SENIOR councillors and officers are set to meet Dairy Crest managers early next month to discuss the future of the company’s site in Fenstanton after it closes in November with the loss of 250 jobs.
Although the firm is still in the process of a 90-day consultation with employees and trade unions, the recent investment history in other sites in London and the West Country suggests that a reprieve for Fenstanton and Dairy Crest’s other doomed site at Aintree, in Liverpool, is unlikely.
When the impending closure was announced last month, the firm said the prospect of employees’ redeploying to other Dairy Crest sites without moving home was slight.

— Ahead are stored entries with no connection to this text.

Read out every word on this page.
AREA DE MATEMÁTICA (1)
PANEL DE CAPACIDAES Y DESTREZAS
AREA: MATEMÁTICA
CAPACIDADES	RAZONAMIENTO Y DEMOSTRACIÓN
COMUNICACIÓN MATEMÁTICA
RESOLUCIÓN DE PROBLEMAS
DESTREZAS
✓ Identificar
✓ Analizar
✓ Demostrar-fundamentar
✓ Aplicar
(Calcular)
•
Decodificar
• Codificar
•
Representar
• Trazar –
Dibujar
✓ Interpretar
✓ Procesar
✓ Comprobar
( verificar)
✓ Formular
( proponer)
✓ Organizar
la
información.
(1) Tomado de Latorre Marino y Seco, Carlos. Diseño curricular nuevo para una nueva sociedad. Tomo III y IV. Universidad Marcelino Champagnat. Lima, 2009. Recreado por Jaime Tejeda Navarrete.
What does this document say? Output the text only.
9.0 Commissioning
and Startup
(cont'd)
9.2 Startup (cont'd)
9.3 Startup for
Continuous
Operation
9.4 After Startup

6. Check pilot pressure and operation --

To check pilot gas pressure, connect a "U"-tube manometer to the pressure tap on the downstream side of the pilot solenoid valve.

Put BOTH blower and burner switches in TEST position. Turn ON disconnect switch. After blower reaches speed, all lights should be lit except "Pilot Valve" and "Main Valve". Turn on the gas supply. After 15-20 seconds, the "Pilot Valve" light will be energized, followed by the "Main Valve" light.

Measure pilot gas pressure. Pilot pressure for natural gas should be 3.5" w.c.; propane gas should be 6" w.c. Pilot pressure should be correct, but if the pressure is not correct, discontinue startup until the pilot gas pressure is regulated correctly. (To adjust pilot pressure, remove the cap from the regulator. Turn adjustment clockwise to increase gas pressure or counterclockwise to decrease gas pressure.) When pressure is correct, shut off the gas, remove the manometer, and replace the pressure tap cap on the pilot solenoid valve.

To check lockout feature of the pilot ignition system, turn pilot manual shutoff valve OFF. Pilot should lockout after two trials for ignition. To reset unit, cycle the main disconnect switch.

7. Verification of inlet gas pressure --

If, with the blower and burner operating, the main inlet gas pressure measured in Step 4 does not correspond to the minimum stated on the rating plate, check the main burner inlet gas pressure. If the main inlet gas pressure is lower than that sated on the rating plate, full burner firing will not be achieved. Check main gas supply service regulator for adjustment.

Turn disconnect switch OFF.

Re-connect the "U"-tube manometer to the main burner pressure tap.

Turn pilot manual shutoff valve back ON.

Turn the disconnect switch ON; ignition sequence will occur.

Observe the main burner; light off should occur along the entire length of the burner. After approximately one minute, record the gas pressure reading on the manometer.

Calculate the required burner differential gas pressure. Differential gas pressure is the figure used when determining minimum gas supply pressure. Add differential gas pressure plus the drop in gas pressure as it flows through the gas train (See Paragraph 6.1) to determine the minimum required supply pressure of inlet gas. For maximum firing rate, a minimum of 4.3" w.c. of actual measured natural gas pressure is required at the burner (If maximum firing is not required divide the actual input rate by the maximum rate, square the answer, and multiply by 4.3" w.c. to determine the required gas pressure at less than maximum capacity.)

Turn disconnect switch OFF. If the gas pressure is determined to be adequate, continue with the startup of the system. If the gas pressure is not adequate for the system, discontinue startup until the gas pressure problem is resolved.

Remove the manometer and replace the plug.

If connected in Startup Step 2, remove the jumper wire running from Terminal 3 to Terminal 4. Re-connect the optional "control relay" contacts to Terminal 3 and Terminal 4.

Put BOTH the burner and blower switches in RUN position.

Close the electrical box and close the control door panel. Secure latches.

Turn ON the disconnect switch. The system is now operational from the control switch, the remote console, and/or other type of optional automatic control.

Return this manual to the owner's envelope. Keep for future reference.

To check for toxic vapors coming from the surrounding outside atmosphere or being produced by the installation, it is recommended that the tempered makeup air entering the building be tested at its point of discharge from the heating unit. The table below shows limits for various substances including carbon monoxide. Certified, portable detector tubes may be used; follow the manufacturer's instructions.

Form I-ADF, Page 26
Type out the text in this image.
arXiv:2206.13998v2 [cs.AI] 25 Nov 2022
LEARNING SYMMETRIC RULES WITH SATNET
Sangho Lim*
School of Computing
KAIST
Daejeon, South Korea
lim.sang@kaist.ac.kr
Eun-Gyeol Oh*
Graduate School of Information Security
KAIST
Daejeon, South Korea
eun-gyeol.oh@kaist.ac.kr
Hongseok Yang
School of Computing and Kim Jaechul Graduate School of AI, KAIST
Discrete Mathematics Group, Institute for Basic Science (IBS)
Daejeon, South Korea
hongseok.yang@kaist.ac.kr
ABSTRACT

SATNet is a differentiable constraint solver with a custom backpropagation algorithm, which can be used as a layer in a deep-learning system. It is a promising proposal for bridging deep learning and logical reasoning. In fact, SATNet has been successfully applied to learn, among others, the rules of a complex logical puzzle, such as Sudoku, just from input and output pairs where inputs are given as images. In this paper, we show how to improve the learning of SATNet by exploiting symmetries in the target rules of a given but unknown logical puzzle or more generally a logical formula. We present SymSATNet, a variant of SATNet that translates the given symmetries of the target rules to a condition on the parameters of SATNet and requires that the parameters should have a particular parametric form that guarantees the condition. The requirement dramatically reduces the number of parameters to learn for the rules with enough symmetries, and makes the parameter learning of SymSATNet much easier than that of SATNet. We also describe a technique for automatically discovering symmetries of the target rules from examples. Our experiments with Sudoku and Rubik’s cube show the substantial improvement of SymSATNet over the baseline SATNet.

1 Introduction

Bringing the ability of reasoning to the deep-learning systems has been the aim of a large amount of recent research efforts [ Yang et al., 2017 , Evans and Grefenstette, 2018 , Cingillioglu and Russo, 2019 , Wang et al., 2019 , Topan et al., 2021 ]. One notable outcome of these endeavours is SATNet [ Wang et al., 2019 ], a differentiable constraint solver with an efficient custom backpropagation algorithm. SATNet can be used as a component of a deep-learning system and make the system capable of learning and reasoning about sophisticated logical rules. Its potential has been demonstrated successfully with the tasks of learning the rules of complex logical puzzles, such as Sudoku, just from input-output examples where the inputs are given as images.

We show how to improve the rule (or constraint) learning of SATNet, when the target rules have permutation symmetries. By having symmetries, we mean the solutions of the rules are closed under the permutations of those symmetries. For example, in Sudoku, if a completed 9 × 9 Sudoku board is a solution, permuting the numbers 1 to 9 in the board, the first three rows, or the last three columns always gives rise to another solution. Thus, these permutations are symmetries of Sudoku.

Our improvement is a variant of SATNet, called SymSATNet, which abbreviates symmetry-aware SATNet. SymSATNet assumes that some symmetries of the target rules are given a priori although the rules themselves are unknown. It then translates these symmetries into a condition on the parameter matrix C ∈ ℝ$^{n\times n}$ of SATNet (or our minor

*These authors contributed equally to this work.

But planners will want to retain employment use at the site, which is very close to the A14, and planners at Huntingdonshire District Council will want to include the prospect of a new village hall in a design brief for a tract of land that could also include another triangle that, with the dairy site, makes up a broadly rectangular area between Fenstanton High Street and the trunk road.
If the area is developed, some housing is inevitable, but HDC’s executive leader, Councillor Jason Ablewhite, who also holds his cabinet’s economic development portfolio, has said he is determined to keep jobs there – ideally 250 of them.
He will lead a council delegation – to include County Councillor Ian Bates, the village’s district councillor, Greg Harlock, and one of HDC’s two managing directors – to meet Dairy Crest’s managing director and other senior managers at the site of June 6, shortly before the end of the consultation period.
The previous village hall, in Chequer Street, closed a decade ago after falling into dilapidation, and the site was subsequently sold for the erection of two new homes. Since then the village hall committee has been searching for a new site.